"Alas! don't you remember the old proverb, poor boy?—
'When the mighty want your hand,
They'll promise you both gifts and land;
When the evil day hath pass'd,
Their friendship flieth too as fast.'
Yes, and all my long and painful life has gone for nothing. Wherefore did he raise me high above my peers, only to plunge me into the lowest ignominy? The love of princes is like a fatal poison, which they ought to reserve only for their enemies, and which finally often proves the ruin of its heedless possessor: so it hath ever been."
"I will hasten to him," said Conrad; "I will plainly remind him of all you have done and suffered for him; and then he will treat you as well as he did before."
"You forget," replied Eckart, "that they have pronounced us traitors: we had better seek refuge together quickly in some foreign land, where we shall, perhaps, be more fortunate than here."
"What, father, in your old age!—and will you turn your back upon our sweet home? Let us rather try any way but this," said Conrad. "I will see the Duke of Burgundy; I will appease and make him friendly to us; for what harm can he do me, though he does hate and fear you?"
"I do not like to let you go," replied Eckart; "for my mind misgives me sadly; yet I should like to be reconciled to him, for he was once my kind friend, and for the sake of your poor brother, who is lingering in prison, or perhaps dead."
The sun was now casting its last wild beams upon the green earth; and Eckart sat down, absorbed in deep thought, leaning against the root of a tree. He looked at Conrad earnestly a long while, and at length said, "If you will go, my son, then go now, before the night gathers in: the lights are already up, you see, in the windows of the duke's castle. I can hear the trumpets sounding at a distance for the festival;—perhaps his son's bride is arrived, and he may feel more friendly disposed towards us."
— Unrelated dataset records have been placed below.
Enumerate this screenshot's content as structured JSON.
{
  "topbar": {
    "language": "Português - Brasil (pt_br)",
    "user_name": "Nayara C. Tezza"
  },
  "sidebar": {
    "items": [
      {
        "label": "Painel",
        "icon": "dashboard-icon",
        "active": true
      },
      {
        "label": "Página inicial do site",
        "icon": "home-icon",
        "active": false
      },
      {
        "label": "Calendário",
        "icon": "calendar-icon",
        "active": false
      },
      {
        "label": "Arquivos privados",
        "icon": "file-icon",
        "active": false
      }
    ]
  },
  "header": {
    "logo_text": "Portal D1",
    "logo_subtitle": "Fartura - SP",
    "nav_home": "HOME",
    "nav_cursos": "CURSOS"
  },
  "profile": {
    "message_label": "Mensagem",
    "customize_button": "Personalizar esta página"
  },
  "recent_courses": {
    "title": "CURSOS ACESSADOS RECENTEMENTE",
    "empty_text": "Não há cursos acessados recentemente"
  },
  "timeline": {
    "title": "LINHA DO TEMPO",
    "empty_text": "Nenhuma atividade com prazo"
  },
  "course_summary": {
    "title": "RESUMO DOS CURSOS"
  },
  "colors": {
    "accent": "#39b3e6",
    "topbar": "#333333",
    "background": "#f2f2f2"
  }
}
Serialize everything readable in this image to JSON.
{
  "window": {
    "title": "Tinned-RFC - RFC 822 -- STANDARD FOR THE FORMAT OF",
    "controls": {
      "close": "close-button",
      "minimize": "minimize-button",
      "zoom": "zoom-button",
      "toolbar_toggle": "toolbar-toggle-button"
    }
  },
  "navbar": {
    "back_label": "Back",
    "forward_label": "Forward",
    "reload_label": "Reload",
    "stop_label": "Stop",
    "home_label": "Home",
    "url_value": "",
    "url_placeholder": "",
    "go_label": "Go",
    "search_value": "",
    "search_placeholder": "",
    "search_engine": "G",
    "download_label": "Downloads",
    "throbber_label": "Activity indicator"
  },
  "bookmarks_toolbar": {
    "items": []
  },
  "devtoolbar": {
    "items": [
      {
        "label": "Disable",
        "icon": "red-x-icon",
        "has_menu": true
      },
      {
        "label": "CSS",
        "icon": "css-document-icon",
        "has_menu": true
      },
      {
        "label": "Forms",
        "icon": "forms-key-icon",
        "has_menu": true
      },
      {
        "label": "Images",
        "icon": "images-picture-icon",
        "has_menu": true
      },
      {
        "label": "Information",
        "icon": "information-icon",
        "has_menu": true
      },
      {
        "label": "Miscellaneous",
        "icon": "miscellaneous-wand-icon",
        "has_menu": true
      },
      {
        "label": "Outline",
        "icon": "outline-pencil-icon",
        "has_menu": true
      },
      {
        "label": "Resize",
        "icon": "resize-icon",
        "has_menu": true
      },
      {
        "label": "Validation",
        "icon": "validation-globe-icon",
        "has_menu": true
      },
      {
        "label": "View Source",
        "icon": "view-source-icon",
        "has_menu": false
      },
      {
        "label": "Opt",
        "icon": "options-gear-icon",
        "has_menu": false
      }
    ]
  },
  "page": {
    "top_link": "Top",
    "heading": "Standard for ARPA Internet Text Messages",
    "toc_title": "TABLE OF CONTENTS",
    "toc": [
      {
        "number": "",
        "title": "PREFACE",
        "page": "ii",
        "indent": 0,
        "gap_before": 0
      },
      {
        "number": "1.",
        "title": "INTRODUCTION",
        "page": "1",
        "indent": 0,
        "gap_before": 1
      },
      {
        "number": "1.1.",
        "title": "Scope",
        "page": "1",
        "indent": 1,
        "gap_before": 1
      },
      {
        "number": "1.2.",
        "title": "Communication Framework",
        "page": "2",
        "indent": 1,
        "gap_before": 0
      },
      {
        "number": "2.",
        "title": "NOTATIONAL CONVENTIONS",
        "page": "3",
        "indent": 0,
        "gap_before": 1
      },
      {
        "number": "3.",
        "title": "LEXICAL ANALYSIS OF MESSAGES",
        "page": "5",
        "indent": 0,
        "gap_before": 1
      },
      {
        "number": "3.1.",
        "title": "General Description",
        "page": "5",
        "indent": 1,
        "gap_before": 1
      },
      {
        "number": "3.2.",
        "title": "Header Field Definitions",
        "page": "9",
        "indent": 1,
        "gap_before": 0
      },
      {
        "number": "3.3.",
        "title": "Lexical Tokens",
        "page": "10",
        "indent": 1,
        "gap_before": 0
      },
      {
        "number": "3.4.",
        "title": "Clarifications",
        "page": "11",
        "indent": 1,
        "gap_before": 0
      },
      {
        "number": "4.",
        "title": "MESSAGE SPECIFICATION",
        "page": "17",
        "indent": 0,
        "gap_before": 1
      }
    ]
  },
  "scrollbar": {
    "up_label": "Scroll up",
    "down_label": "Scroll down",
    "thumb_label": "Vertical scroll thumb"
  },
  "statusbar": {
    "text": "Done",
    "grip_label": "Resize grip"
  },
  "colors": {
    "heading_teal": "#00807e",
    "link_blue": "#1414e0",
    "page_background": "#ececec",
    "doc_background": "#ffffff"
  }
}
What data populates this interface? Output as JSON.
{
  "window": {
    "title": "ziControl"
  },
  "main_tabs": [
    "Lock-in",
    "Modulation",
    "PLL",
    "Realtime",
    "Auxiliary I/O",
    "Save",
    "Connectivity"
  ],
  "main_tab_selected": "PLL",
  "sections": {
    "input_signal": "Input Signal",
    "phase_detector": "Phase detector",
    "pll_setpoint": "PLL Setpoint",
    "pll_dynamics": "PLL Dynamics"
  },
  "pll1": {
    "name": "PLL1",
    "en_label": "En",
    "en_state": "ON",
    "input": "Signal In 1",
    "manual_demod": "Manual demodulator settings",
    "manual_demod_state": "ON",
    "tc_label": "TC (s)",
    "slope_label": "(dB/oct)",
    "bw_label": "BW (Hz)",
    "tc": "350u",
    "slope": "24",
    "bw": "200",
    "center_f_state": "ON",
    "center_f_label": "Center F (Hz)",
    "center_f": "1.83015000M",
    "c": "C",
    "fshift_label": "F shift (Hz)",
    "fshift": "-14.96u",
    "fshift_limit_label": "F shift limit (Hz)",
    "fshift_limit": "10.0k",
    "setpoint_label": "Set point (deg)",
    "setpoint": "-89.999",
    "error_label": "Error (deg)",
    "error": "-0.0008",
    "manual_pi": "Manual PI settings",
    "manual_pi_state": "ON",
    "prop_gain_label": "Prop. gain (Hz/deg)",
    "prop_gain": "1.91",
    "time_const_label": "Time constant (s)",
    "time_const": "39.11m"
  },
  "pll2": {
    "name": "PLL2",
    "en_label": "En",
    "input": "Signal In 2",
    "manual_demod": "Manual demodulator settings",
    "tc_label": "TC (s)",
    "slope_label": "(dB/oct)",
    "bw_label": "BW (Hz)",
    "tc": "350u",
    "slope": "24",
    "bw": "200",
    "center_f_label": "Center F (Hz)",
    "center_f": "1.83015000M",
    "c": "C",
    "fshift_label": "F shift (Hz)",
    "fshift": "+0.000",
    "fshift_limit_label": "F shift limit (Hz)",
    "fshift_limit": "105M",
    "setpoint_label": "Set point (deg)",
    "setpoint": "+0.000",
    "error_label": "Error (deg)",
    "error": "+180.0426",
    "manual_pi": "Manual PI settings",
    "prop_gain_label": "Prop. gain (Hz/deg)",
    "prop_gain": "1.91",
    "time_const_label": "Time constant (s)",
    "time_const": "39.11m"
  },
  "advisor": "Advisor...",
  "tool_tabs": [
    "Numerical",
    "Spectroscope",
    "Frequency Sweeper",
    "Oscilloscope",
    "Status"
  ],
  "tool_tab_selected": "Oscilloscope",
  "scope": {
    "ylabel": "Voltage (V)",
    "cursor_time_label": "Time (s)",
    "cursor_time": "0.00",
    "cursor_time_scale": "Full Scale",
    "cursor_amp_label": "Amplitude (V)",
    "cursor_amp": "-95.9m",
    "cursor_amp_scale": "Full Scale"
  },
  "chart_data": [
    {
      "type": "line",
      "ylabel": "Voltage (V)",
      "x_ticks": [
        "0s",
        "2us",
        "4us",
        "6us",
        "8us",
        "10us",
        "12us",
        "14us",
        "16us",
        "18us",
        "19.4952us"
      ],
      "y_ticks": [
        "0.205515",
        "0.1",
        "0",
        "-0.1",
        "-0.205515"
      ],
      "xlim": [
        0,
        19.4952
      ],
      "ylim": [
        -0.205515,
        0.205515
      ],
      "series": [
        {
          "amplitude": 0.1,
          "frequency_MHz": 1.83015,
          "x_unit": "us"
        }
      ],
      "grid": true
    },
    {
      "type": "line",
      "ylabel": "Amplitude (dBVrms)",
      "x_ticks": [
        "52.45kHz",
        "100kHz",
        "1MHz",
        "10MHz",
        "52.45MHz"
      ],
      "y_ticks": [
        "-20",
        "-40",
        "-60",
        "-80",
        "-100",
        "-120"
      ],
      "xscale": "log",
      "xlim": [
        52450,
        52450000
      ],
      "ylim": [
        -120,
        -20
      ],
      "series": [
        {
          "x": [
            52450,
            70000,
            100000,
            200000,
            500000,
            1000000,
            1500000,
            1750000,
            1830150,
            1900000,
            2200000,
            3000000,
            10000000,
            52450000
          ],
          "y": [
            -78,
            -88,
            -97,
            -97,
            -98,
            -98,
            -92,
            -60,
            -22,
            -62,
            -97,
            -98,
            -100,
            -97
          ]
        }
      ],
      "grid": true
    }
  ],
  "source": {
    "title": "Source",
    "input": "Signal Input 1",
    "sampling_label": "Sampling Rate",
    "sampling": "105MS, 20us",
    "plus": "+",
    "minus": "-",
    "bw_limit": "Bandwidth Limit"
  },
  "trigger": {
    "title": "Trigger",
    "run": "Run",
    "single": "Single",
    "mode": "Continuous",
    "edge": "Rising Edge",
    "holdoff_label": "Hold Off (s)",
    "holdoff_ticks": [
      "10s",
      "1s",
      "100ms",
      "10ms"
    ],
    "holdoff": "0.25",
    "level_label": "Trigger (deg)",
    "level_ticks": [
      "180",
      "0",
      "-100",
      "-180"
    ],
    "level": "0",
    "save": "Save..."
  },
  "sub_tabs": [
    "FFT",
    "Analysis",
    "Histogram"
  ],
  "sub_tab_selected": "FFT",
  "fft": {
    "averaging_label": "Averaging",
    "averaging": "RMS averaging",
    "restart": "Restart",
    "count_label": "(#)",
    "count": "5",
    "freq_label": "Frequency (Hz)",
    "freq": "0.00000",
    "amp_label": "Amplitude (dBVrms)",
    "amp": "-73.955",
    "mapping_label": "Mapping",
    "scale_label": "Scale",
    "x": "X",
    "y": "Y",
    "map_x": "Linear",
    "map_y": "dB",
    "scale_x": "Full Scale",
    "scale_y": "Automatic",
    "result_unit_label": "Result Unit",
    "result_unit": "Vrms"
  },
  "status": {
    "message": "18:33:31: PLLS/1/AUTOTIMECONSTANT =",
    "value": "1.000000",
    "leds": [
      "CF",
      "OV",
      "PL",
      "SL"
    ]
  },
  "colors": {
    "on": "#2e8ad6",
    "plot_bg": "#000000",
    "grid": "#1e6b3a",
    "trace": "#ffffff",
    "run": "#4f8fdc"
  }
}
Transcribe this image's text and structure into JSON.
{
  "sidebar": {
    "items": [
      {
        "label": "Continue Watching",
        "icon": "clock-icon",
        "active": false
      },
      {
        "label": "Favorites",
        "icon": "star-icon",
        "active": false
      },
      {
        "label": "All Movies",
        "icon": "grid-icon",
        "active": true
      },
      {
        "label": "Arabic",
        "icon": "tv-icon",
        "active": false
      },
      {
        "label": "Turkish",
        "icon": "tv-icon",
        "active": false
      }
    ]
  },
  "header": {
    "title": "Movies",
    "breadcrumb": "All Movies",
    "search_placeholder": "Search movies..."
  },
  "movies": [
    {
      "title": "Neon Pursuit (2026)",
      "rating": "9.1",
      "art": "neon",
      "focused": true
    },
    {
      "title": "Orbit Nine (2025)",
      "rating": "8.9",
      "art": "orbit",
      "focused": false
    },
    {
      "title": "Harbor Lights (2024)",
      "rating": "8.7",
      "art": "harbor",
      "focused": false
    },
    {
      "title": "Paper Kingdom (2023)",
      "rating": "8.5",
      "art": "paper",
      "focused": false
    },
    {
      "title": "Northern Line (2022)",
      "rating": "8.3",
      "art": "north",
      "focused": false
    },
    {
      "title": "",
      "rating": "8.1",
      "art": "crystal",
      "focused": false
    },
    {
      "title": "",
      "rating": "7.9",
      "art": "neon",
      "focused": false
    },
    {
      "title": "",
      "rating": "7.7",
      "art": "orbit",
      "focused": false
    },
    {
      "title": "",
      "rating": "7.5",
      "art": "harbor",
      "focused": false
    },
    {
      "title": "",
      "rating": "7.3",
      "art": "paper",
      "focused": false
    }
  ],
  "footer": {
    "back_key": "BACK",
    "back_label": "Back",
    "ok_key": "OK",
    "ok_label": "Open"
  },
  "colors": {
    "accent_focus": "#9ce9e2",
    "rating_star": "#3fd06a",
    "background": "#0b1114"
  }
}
His son was instantly on his way; yet he parted with him unwillingly, for he no longer put any faith in his own good fortune or the duke's gratitude. Young Conrad was bold and hopeful; doubting nothing but that he should touch the duke's heart, who had heretofore caressed him on his knees.
"Art thou sure thou wilt come back to me, my sweetest child?" cried the old man; "for were I to lose thee, I have seen thee for the last time—the last of thy race." His young son then kissed and comforted him, promising that he would be with him very soon; and they separated.